7 mars 2024

  1. De volgende situatie wordt beschreven:

    In het kader van ISQM en de risicoanalyse van ons kantoor zitten wij met volgende vraagstelling. Wij hebben een aantal dochterondernemingen van Amerikaanse groepen binnen ons klantenbestand. Zoals geweten zijn de advocaat- en gerechtskosten in Amerika bijzonder duur en is de procedure tevens zeer lang. In welke mate zijn wij als bedrijfsrevisor blootgesteld aan een rechtszaak voor een Amerikaanse rechtbank bij een potentieel geschil tussen de bedrijfsrevisor en de aandeelhouders van de Belgische dochteronderneming (i.e. Amerikaanse moedervennootschap). Uiteraard een geschil gerelateerd aan ons mandaat commissaris bij de Belgische dochteronderneming. De opdrachtbrief template die door het ICCI beschikbaar wordt gesteld, lijkt niet te melden dat het Belgisch recht van toepassing is dan wel of een geschil voor een Belgische rechtbank moet beslecht worden. Graag wil ik benadrukken dat dit geen vraag is in het kader van een effectief geschil, maar zouden wij graag deze hypothese in onze kantoororganisatie verwerken.

     

    1. Om de vraag te beantwoorden, verwijst het ICCI naar de artikelen 109 en 110 van het Wet houdende het Wetboek van internationaal privaatrecht, dat het volgende bepaalt:

       

      Art. 109. In afwijking van de algemene bepalingen van deze wet, zijn de Belgische rechters slechts bevoegd om kennis te nemen van de vorderingen betreffende de geldigheid, de werking, de ontbinding of de vereffening van een rechtspersoon, indien de statutaire zetel van die rechtspersoon zich in België bevindt bij de instelling van de vordering.
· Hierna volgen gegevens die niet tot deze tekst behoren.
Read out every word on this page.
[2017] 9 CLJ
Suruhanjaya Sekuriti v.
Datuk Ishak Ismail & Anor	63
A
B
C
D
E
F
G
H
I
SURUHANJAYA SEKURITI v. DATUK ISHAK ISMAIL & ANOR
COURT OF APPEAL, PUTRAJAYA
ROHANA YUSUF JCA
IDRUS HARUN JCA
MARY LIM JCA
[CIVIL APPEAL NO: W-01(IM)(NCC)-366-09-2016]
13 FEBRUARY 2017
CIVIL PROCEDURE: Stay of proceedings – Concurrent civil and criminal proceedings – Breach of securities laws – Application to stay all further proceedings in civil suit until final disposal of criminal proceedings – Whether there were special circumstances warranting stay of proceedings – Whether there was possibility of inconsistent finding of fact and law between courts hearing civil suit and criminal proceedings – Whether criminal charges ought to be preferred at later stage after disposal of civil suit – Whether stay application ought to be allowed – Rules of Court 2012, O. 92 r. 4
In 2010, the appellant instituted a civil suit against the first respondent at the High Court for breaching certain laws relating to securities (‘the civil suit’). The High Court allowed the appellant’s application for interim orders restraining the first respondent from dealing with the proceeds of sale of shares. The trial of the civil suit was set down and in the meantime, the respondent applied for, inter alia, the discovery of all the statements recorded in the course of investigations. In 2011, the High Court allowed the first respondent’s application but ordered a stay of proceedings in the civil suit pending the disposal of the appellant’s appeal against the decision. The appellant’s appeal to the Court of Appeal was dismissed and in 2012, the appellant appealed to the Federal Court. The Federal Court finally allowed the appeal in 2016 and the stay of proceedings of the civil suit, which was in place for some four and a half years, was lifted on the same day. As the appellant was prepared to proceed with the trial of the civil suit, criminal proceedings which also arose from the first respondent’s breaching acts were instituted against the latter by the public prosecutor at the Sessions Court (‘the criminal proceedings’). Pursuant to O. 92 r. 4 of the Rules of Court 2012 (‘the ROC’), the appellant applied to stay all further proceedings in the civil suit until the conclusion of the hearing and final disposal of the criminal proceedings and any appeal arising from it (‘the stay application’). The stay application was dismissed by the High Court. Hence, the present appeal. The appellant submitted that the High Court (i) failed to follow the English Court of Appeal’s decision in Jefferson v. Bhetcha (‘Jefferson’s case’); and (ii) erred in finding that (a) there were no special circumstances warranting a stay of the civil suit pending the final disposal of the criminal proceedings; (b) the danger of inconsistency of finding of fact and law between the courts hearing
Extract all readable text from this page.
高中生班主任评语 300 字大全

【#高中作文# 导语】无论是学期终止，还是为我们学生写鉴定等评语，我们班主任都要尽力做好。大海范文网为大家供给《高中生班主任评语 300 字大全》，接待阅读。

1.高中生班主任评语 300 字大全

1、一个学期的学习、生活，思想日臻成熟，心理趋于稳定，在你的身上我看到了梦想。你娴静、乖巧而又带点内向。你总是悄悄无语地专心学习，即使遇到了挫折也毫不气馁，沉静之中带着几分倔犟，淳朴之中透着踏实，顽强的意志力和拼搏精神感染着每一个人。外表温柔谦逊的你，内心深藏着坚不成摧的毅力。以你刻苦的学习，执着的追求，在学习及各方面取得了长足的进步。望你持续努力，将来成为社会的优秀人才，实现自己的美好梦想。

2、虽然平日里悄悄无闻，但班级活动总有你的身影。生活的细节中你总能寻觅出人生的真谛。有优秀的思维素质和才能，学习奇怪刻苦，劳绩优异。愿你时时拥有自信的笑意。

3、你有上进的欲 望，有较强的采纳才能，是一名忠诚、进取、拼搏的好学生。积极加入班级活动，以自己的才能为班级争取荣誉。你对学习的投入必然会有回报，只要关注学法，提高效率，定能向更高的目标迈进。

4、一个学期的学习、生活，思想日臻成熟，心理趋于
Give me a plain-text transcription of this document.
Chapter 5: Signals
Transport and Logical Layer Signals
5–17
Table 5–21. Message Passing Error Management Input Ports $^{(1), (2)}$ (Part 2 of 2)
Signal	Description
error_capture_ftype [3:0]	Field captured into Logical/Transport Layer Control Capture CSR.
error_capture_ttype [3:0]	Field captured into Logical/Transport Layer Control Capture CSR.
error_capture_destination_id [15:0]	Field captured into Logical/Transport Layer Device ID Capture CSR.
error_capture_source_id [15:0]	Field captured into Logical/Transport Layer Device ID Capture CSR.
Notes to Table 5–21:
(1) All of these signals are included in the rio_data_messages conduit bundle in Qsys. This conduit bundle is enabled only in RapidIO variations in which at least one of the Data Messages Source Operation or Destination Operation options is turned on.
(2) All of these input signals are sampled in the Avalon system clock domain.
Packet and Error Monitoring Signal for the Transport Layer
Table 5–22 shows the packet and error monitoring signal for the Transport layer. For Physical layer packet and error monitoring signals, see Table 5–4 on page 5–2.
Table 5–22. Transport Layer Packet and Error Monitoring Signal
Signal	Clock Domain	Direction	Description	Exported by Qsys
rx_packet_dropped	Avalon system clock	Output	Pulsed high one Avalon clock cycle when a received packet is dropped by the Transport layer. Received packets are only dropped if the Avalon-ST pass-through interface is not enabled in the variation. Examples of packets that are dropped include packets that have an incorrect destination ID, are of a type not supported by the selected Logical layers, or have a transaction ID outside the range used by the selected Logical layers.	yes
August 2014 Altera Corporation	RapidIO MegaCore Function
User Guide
        De Belgische rechters zijn, niettegenstaande andersluidend beding, evenwel steeds bevoegd kennis te nemen:

         1° van vorderingen die de aansprakelijkheid van de bestuurders van de rechtspersoon als bedoeld in artikel 2:56, eerste lid, van het Wetboek van vennootschappen en verenigingen tegenover anderen dan de rechtspersoon of zijn vennoten of aandeelhouders of leden betreffen, voor gedragingen in het kader van de uitoefening van de bestuursfunctie, indien de voornaamste vestiging van de rechtspersoon zich in België bevindt, terwijl de statutaire zetel van de rechtspersoon zich in een staat buiten de Europese Unie bevindt en de rechtspersoon slechts een formele band met die staat heeft;

         2° voor vorderingen die de aansprakelijkheid van de bestuurders van de rechtspersoon als bedoeld in artikel 2:56, eerste lid, van het Wetboek van vennootschappen en verenigingen betreffen, voor beslissingen, daden en gedragingen in het kader van de uitoefening van de bestuursfunctie begaan vóór de datum waarop de grensoverschrijdende fusie, splitsing of omzetting van kracht is geworden overeenkomstig de toepasselijke bepalingen;

         3° van vorderingen van houders van op het tijdstip van de bekendmaking van het fusie-, splitsings- of omzettingsvoorstel in de Bijlagen bij het Belgisch Staatsblad bestaande schuldvorderingen binnen twee jaar na de datum waarop de grensoverschrijdende fusie, splitsing of omzetting van kracht is geworden overeenkomstig de toepasselijke bepalingen;

         4° van vorderingen ingesteld door personen die op grond van artikel 12:116/1, artikel 12:137 en artikel 14:25/1 uit de vennootschap zijn uitgetreden betreffende de omvang van hun scheidingsaandeel evenals de uitbetaling ervan.

      Art. 110. Rechtspersonen worden beheerst door het recht van de Staat waar hun statutaire zetel is gelegen.

      Hieruit volgt dat een geschil gerelateerd aan een commissarismandaat bij de Belgische dochteronderneming van een Amerikaanse groep die wordt ingediend door de Belgische dochteronderneming zelf in principe wordt beslecht in een Belgische rechtbank volgens het Belgisch recht dat van toepassing is op het commissarismandaat, vermits de statutaire zetel van de Belgische dochteronderneming in België is gelegen. 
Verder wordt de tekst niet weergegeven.